# New Goats are here - Color questions



## Epona142 (May 26, 2008)

We picked up the newcomers today; a momma (Honey), a yearling (Rudy, probably pregnant), and one of Honey's kids. (No name yet, born in December)

For those more knowing than I, what would their colors be called? I know Honey is most likely a chamois.

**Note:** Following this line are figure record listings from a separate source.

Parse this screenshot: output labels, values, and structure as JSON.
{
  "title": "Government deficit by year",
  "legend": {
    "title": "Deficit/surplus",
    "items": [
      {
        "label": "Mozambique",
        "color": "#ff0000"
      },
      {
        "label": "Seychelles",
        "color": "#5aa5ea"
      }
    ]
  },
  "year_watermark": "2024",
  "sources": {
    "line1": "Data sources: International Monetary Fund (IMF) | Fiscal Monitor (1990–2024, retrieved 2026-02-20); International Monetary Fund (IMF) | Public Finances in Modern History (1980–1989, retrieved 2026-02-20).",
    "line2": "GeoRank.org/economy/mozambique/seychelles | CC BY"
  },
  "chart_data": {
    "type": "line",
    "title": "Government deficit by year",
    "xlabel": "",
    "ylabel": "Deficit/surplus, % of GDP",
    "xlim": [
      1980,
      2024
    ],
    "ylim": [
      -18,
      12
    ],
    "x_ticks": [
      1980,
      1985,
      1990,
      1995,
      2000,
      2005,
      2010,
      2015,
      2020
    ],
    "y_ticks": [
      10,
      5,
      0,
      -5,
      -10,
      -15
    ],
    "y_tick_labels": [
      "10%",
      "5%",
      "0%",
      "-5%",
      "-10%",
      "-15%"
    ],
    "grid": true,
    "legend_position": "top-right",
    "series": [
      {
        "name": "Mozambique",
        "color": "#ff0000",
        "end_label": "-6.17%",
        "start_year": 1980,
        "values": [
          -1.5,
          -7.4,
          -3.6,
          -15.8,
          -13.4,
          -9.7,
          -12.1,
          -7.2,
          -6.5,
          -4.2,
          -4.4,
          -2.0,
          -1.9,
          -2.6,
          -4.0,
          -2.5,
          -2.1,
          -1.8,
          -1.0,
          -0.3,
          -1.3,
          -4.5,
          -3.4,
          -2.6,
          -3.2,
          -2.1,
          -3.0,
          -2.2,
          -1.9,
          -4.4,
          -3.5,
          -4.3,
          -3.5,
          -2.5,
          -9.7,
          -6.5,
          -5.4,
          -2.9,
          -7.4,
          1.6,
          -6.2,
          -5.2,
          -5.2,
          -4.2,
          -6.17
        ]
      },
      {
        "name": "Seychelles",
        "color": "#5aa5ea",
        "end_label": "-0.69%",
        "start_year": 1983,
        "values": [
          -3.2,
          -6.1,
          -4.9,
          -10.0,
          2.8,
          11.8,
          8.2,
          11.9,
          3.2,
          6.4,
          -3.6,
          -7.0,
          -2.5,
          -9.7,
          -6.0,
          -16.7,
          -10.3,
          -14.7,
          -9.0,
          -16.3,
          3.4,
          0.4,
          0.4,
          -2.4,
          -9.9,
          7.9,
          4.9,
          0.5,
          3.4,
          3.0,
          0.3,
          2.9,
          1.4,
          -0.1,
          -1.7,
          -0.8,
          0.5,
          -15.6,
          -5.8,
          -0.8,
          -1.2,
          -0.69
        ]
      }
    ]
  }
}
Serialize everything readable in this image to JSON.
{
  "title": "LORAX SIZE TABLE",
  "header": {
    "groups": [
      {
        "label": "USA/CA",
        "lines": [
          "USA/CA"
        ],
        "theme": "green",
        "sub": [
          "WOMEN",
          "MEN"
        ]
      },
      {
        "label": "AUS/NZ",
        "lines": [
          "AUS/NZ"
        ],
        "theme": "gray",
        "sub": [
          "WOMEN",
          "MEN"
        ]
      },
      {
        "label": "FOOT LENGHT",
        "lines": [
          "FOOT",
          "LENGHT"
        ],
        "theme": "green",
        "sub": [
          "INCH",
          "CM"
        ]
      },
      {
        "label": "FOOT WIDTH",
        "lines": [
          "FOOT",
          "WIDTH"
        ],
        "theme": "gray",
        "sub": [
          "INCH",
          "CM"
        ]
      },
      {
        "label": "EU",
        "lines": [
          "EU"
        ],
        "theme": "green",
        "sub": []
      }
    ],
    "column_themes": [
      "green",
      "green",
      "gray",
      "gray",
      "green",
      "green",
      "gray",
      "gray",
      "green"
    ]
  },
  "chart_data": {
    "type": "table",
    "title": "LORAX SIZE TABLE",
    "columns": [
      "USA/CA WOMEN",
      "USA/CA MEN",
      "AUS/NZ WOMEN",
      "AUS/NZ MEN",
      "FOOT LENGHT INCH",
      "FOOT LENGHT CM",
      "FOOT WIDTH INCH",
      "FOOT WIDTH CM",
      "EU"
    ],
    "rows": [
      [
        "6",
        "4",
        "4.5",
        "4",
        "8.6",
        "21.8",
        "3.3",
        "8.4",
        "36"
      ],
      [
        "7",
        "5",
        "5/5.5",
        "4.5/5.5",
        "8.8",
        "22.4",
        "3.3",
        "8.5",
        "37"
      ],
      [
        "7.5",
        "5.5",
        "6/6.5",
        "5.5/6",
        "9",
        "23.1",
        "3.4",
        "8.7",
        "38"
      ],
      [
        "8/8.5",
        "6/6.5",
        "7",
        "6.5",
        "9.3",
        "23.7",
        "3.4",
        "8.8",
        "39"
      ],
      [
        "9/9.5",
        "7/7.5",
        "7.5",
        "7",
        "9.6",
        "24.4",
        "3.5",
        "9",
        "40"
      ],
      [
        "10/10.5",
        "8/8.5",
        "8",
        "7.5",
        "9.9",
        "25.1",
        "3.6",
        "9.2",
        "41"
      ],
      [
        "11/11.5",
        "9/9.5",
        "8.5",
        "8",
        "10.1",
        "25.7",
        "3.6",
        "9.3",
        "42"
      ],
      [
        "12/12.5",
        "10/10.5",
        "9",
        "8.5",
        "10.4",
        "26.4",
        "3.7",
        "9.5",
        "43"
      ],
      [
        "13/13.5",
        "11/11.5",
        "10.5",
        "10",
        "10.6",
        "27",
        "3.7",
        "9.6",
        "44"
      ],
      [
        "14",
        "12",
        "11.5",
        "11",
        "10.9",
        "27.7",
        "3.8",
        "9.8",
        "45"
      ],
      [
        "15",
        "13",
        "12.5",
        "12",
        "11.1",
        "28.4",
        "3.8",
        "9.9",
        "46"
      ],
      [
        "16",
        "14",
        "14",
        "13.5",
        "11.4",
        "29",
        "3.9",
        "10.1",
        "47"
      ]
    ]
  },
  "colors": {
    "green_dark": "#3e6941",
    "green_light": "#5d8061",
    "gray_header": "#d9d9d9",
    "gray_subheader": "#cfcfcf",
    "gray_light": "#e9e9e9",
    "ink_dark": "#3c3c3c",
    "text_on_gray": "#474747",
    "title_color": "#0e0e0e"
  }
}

Aren't they the cutest? A little wild, but I was able to scratch them a little bit while I fed them.


----------



## StaceyRosado (Oct 5, 2007)

Honey is either carmel or chamoisee

Baby girl is black and white

Rudy -- difficult to say. seems like she doesnt have a distinct color pattern or I should say one distinct pattern. I want to say possibly broken buckskin :shrug:


----------



## Epona142 (May 26, 2008)

I thought she would be difficult. I suppose I could call her a tri-colored broken buckskin? She sure is cute . . . we may hold onto one of her babies instead of one of Hope's, as her kids will not be related to my buck. It all depends I suppose. I sure wish I could let ya'll hear how she sounds, everytime I hear it I laugh like crazy!


----------



## Amos (Oct 2, 2008)

They sure are pretty!
Maybe Rudy will have a buckling if shes preg, and Hope will have a doeling XD


----------



## Epona142 (May 26, 2008)

Nooooo...don't tempt me into keeping another male! :slapfloor:


----------



## KW Farms (Jun 21, 2008)

Honey is a medium caramel agouti.
Second doe is a mix of different colors, looks like some buckskin, but a lot of blending....There wouldn't be any distinct color pattern on her.
Third doeling is black w/ minimal white. 
They all are really cute!!!


----------



## mnspinner (Aug 13, 2008)

Honey I would call chamoisee with some roaning; the other, I agree doesn't have definite pattern enough (like a cape for buckskin ) for me to call it anything but tri-color.


----------